Wise Health System Gets CAUTI Under Control with Workflow, Education and Audits

Like many hospitals across the country, Wise Health System in Decatur, Texas, experienced an unfortunate increase in healthcare-associated infections during the COVID-19 pandemic. After achieving a zero-infection rate for catheter-associated urinary tract infections (CAUTI), the system saw an uptick of six CAUTIs in 2020.

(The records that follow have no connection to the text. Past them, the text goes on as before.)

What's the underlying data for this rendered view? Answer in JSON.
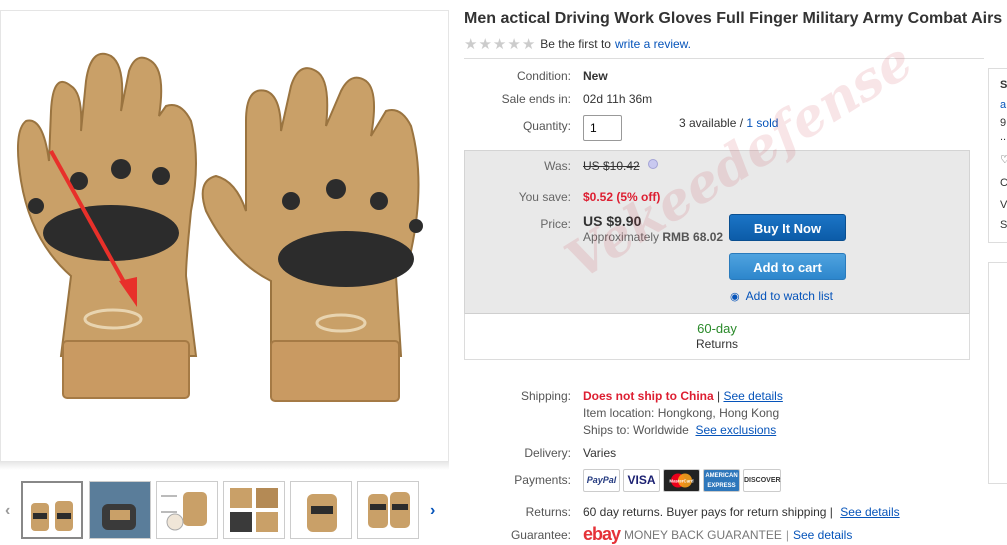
{
  "title": "Men actical Driving Work Gloves Full Finger Military Army Combat Airs",
  "rating": {
    "text": "Be the first to",
    "link": "write a review."
  },
  "condition": {
    "label": "Condition:",
    "value": "New"
  },
  "sale_ends": {
    "label": "Sale ends in:",
    "value": "02d 11h 36m"
  },
  "quantity": {
    "label": "Quantity:",
    "value": "1",
    "available": "3 available",
    "sep": " / ",
    "sold": "1 sold"
  },
  "was": {
    "label": "Was:",
    "value": "US $10.42"
  },
  "you_save": {
    "label": "You save:",
    "value": "$0.52 (5% off)"
  },
  "price": {
    "label": "Price:",
    "value": "US $9.90",
    "approx_prefix": "Approximately",
    "approx_value": "RMB 68.02"
  },
  "buttons": {
    "buy": "Buy It Now",
    "cart": "Add to cart",
    "watch": "Add to watch list"
  },
  "returns_box": {
    "days": "60-day",
    "label": "Returns"
  },
  "shipping": {
    "label": "Shipping:",
    "warning": "Does not ship to China",
    "sep": " | ",
    "see_details": "See details",
    "location": "Item location:  Hongkong, Hong Kong",
    "ships_to": "Ships to:  Worldwide",
    "see_exclusions": "See exclusions"
  },
  "delivery": {
    "label": "Delivery:",
    "value": "Varies"
  },
  "payments": {
    "label": "Payments:",
    "logos": [
      "PayPal",
      "VISA",
      "MasterCard",
      "AMERICAN EXPRESS",
      "DISCOVER"
    ]
  },
  "returns": {
    "label": "Returns:",
    "value": "60 day returns. Buyer pays for return shipping |",
    "link": "See details"
  },
  "guarantee": {
    "label": "Guarantee:",
    "brand": "ebay",
    "text": "MONEY BACK GUARANTEE",
    "sep": "|",
    "link": "See details"
  },
  "watermark": "Vekeedefense",
  "right_panel": [
    "S",
    "a",
    "9",
    "..",
    "♡",
    "C",
    "V",
    "S"
  ],
  "colors": {
    "link": "#0654ba",
    "save_red": "#dd1e31",
    "returns_green": "#2a8a2a",
    "buy_blue": "#0c5ca8"
  },
  "thumbnail_count": 6
}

The WHS infection prevention team, in collaboration with nursing leadership and a dedicated graduate nursing student, launched an initiative in the fall of 2021 to tackle this challenge with a focus on improved device utilization and CAUTI prevention. Through a combination of education, consistent assessments and a new workflow, the WHS team reduced the CAUTI standardized infection ratio from 1.36 to 0.9 and reduced catheter utilization by 53%. In addition, chart documentation jumped from 24% to 77%.

The WHS team began its CAUTI reduction initiative by looking at past medical records, and quickly discovered that bedside nurses needed additional tools and guidance to assess catheter necessity and achieve early removal. The team immediately updated the evidence-based policy and nurse-driven protocol for catheter care and held in-service training and education focused specifically on CAUTI prevention.

CAUTI reduction was top-of-mind every day on the floor, with the infection prevention team conducting rounds to complete CDC checklists, assess for evidence-based protocol compliance and provide feedback to nurses at the bedside. In addition, WHS created a daily assessment for catheters using a device necessity tool, HOUDINI, in the electronic medical record. The clinical team was trained on how to use this daily assessment, and IP audited compliance continuously. Emergency room teams also received education on why not to use indwelling catheters for specimen collection.

Thanks to these steps, the goal for CAUTI reduction was achieved. WHS attributes its success to not only the specific education and process improvements, but also to a strong level of support for infection prevention that extends from the CNO and senior administration all the way to the bedside. Data is shared with quality and the medical staff, and physicians listen to IP concerns and are willing to adapt their practices. This support has yielded outstanding collaboration at all levels and a renewed commitment to infection prevention and control at the organization.

Key Takeaways

Targeted Problem: CAUTI
Interventions Used:

  • Updated evidence-based catheter care policy and educational in-service on CAUTI prevention to nurses and the ER.
  • Created daily assessment using device necessity tool in the EMR.
  • Developed daily reports to enable monitoring of care, length of catheter days and documentation.
  • Redirected IP workflow to allow for daily and more frequent rounds in units and provide real-time feedback to bedside staff.

Impact:  Reduced CAUTI standardized infection ratio from 1.35 to 0.9 during Jan–June 2022 and reduced device utilization by 53%. Documentation compliance rose to 77%, up from 24%.